Em São Francisco, a maior concentração de indigentes fica na
Rua Araribóia, ao lado da agência da Caixa Econômica Federal (CEF). “Isso é uma
praga. Esse pessoal é uma mistura de assaltante com guardador de carro”,
reclama Fernando Pereira, que mora na Rua Araribóia. Outra moradora da rua, que
preferiu não se identificar, afirma que o barulho e o mau-cheiro são os
principais problemas causados pelos pedintes. “À noite ficam mais de dez aqui,
bebendo e gritando. Nós temos pena e sabemos que eles não tem para onde ir. O
problema é que pode haver marginais infiltrados entre os mendigos vigiando as
casas. Tenho muito medo disso, porque minha casa já foi invada por ladrões”,
diz a moradora, que também cobra providencias da CEF.

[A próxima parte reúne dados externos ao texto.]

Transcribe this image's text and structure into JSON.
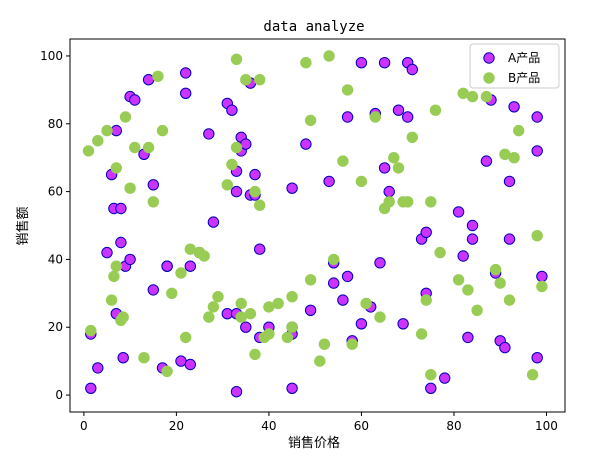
{
  "chart_data": {
    "type": "scatter",
    "title": "data analyze",
    "xlabel": "销售价格",
    "ylabel": "销售额",
    "xlim": [
      -3,
      104
    ],
    "ylim": [
      -5,
      105
    ],
    "xticks": [
      0,
      20,
      40,
      60,
      80,
      100
    ],
    "yticks": [
      0,
      20,
      40,
      60,
      80,
      100
    ],
    "grid": false,
    "legend_position": "top-right",
    "series": [
      {
        "name": "A产品",
        "face_color": "#cc33ff",
        "edge_color": "#0000bb",
        "x": [
          1.5,
          1.5,
          3,
          5,
          6,
          6.5,
          7,
          7,
          8,
          8,
          8.5,
          9,
          10,
          10,
          11,
          13,
          14,
          15,
          15,
          17,
          18,
          18,
          21,
          22,
          22,
          23,
          23,
          25,
          27,
          28,
          31,
          31,
          32,
          33,
          33,
          33,
          33,
          34,
          34,
          35,
          35,
          36,
          36,
          37,
          37,
          38,
          38,
          40,
          45,
          45,
          45,
          45,
          48,
          49,
          53,
          54,
          54,
          56,
          57,
          57,
          58,
          60,
          60,
          62,
          63,
          64,
          65,
          65,
          66,
          68,
          69,
          70,
          70,
          71,
          73,
          74,
          74,
          75,
          78,
          81,
          82,
          83,
          84,
          84,
          87,
          88,
          89,
          90,
          91,
          92,
          92,
          93,
          98,
          98,
          98,
          99
        ],
        "y": [
          2,
          18,
          8,
          42,
          65,
          55,
          24,
          78,
          45,
          55,
          11,
          38,
          40,
          88,
          87,
          71,
          93,
          31,
          62,
          8,
          38,
          38,
          10,
          89,
          95,
          9,
          38,
          42,
          77,
          51,
          24,
          86,
          84,
          1,
          24,
          60,
          66,
          72,
          76,
          74,
          20,
          92,
          59,
          65,
          59,
          17,
          43,
          20,
          2,
          18,
          20,
          61,
          74,
          25,
          63,
          39,
          33,
          28,
          82,
          35,
          16,
          21,
          98,
          26,
          83,
          39,
          98,
          67,
          60,
          84,
          21,
          98,
          82,
          96,
          46,
          48,
          30,
          2,
          5,
          54,
          41,
          17,
          46,
          50,
          69,
          87,
          36,
          16,
          14,
          46,
          63,
          85,
          82,
          11,
          72,
          35
        ]
      },
      {
        "name": "B产品",
        "face_color": "#99cc55",
        "edge_color": "#99cc55",
        "x": [
          1,
          1.5,
          3,
          5,
          6,
          6.5,
          7,
          7,
          8,
          8.5,
          9,
          10,
          11,
          13,
          14,
          15,
          16,
          17,
          18,
          19,
          21,
          22,
          23,
          25,
          26,
          27,
          28,
          29,
          31,
          32,
          33,
          33,
          34,
          34,
          35,
          36,
          37,
          37,
          38,
          38,
          39,
          40,
          40,
          42,
          44,
          45,
          45,
          48,
          49,
          49,
          51,
          52,
          53,
          54,
          56,
          57,
          58,
          60,
          61,
          63,
          64,
          65,
          66,
          67,
          68,
          69,
          70,
          71,
          73,
          74,
          75,
          75,
          76,
          77,
          81,
          82,
          83,
          84,
          85,
          87,
          89,
          90,
          91,
          92,
          93,
          94,
          97,
          98,
          99
        ],
        "y": [
          72,
          19,
          75,
          78,
          28,
          35,
          38,
          67,
          22,
          23,
          82,
          61,
          73,
          11,
          73,
          57,
          94,
          78,
          7,
          30,
          36,
          17,
          43,
          42,
          41,
          23,
          26,
          29,
          62,
          68,
          73,
          99,
          27,
          23,
          93,
          24,
          60,
          12,
          93,
          56,
          17,
          26,
          18,
          27,
          17,
          29,
          20,
          98,
          34,
          81,
          10,
          15,
          100,
          40,
          69,
          90,
          15,
          63,
          27,
          82,
          23,
          55,
          57,
          70,
          67,
          57,
          57,
          76,
          18,
          28,
          6,
          57,
          84,
          42,
          34,
          89,
          31,
          88,
          25,
          88,
          37,
          33,
          71,
          28,
          70,
          78,
          6,
          47,
          32
        ]
      }
    ]
  }
}
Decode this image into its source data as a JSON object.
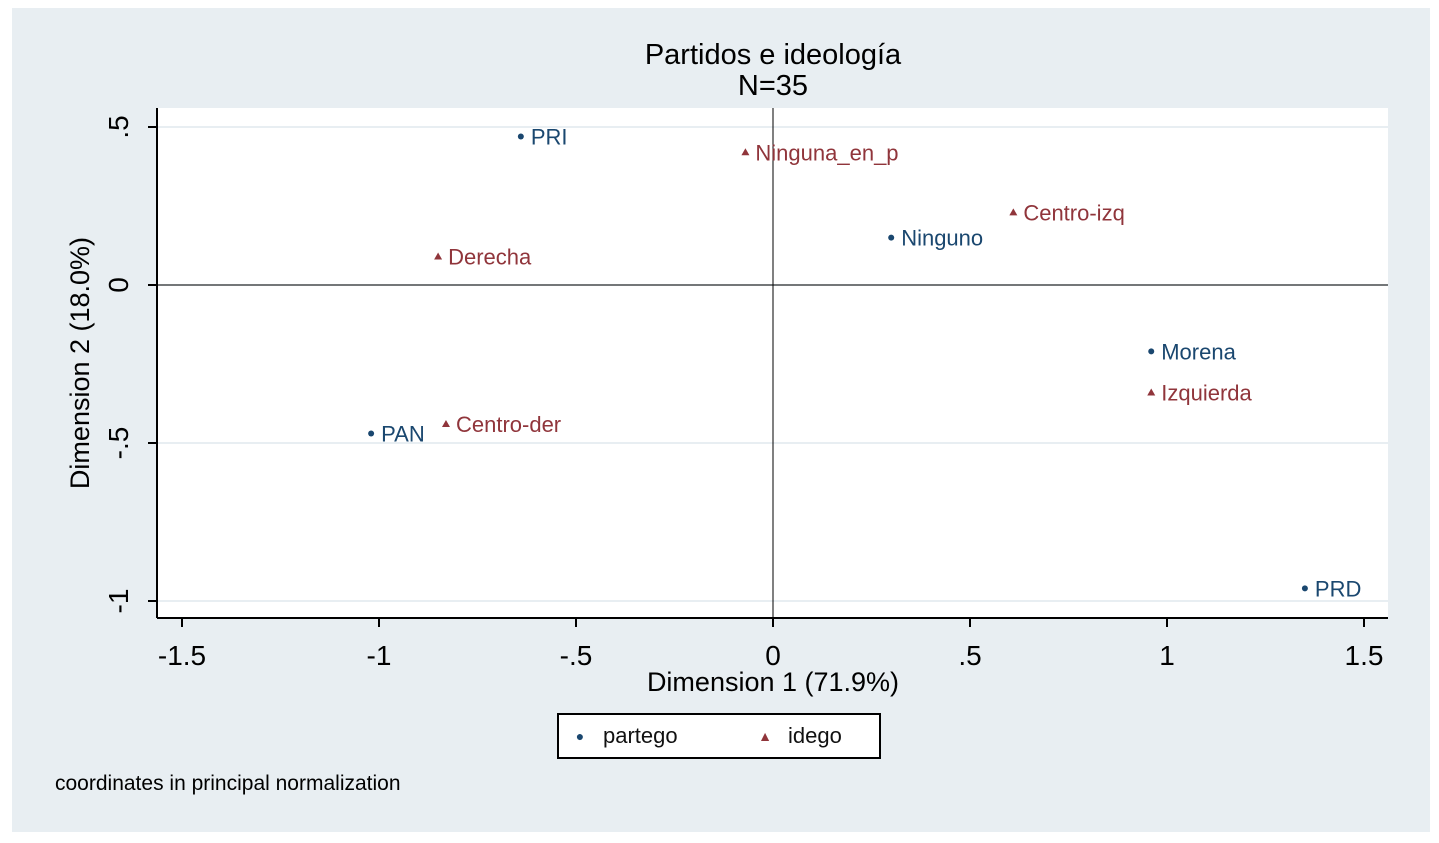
{
  "chart_data": {
    "type": "scatter",
    "title": "Partidos e ideología",
    "subtitle": "N=35",
    "xlabel": "Dimension 1 (71.9%)",
    "ylabel": "Dimension 2 (18.0%)",
    "xlim": [
      -1.55,
      1.55
    ],
    "ylim": [
      -1.05,
      0.56
    ],
    "xticks": [
      -1.5,
      -1,
      -0.5,
      0,
      0.5,
      1,
      1.5
    ],
    "xtick_labels": [
      "-1.5",
      "-1",
      "-.5",
      "0",
      ".5",
      "1",
      "1.5"
    ],
    "yticks": [
      0.5,
      0,
      -0.5,
      -1
    ],
    "ytick_labels": [
      ".5",
      "0",
      "-.5",
      "-1"
    ],
    "grid": true,
    "legend_position": "bottom",
    "series": [
      {
        "name": "partego",
        "marker": "circle",
        "color": "#1a476f",
        "points": [
          {
            "label": "PRI",
            "x": -0.64,
            "y": 0.47
          },
          {
            "label": "Ninguno",
            "x": 0.3,
            "y": 0.15
          },
          {
            "label": "Morena",
            "x": 0.96,
            "y": -0.21
          },
          {
            "label": "PAN",
            "x": -1.02,
            "y": -0.47
          },
          {
            "label": "PRD",
            "x": 1.35,
            "y": -0.96
          }
        ]
      },
      {
        "name": "idego",
        "marker": "triangle",
        "color": "#90353b",
        "points": [
          {
            "label": "Ninguna_en_p",
            "x": -0.07,
            "y": 0.42
          },
          {
            "label": "Centro-izq",
            "x": 0.61,
            "y": 0.23
          },
          {
            "label": "Derecha",
            "x": -0.85,
            "y": 0.09
          },
          {
            "label": "Izquierda",
            "x": 0.96,
            "y": -0.34
          },
          {
            "label": "Centro-der",
            "x": -0.83,
            "y": -0.44
          }
        ]
      }
    ]
  },
  "note": "coordinates in principal normalization",
  "colors": {
    "frame_background": "#e8eef2",
    "plot_background": "#ffffff",
    "grid": "#e8eef2",
    "axis": "#000000"
  }
}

O gerente da agência da CEF em São Francisco, Paulo
Glicério, diz que a calçada é da Prefeitura e, nesse caso, a CEF não tem como
interferir. Às 10h de ontem apenas três mendigos estavam no local. Eles
disseram que somente dois deles moram ali e não incomodam ninguém. “Estou na
rua há oito meses porque minha casa pegou fogo”, diz José Augusto Batista, de
49 anos.
José diz que mora na rua acompanhado apenas de Pedro Bezerra
Silva, 48, e dois cachorros, "Joaquim” e “Xuxa”. O outro mendigo, Adílson
Ribeiro, de 33 anos, justificou sua presença no local dizendo que era amigo de
José Augusto. “Tenho três anos de rua e nunca arrumei problema com ninguém”,
diz Adílson, que afirma morar em Charitas. Pedro Bezerra pede para as pessoas
entenderem que ele não tem onde ficar e definiu sua situação cantando um velho
samba. “Eu não tenho onde morar, é por isso que eu moro na rua”, cantarolou o
indigente, completamente embriagado.
O coordenador da unidade de Itaipu da Fundação Leão XIII,
Sérgio Belchior, diz que recebe mais de 20 ligações por semana de reclamações
contra mendigos. “Quem faz o recolhimento é o pessoal do Rio. Nós apenas
acolhemos aqueles que nos procuram, se houver vaga. O fato é que ninguém quer
investir na questão da população de rua porque isso não dá retorno”. A unidade
de Itaipu só acolhe homens e, atualmente, conta com 300 internos. A capacidade
da unidade é de 480 pacientes, mas segundo Sérgio, as instalações precárias
impossibilitam o trabalho com esse número de internos.
A falta de funcionários é outro problema das unidades de
recuperação social da Leão XIII. “A Fundação tem ainda mais de 40 centros
comunitários no Grande Rio, onde o trabalho é considerado mais fácil. Todo
mundo prefere trabalhar com as comunidades carentes a cuidar das pessoas que
muitas vezes têm problemas de alcoolismo e, em alguns casos, são até
violentas”, conta o coordenador.
A Fundação Leão XIII tem cinco unidades na área do Grande
Rio e Niterói. Se em Itaipu somente os homens são abrigados, no Fonseca, também
em Niterói, apenas mulheres são aceitas. Em Campo Grande, a maior unidade, o
local é exclusivo para idosos de ambos os sexos. A triagem é feita em
Bonsucesso e a unidade da Praça Harmonia, na Praça Mauá, fica responsável pelos
migrantes – aqueles que estão de passagem pelo Estado e não têm condições de
voltar para casa. Quando é feito o recolhimento, os mendigos são levados para
Bonsucesso e, de lá, encaminhados às diversas unidades.
A psicóloga da Coordenadoria de Assistência Especializada (CAE) da Fundação, Carmen Lustosa, diz que, no momento, a unidade de Bonsucesso está em obras, o que reduziu o recolhimento. "Só estamos atendendo a casos de emergência e a triagem está sendo feita provisoriamente na Praça Mauá", explica0 O coordenador da unidade do Fonseca, Pedro Paulo Berba, contouque o centro está trabalhando com 14 internas, todas com idade entre 18 e 65 anos.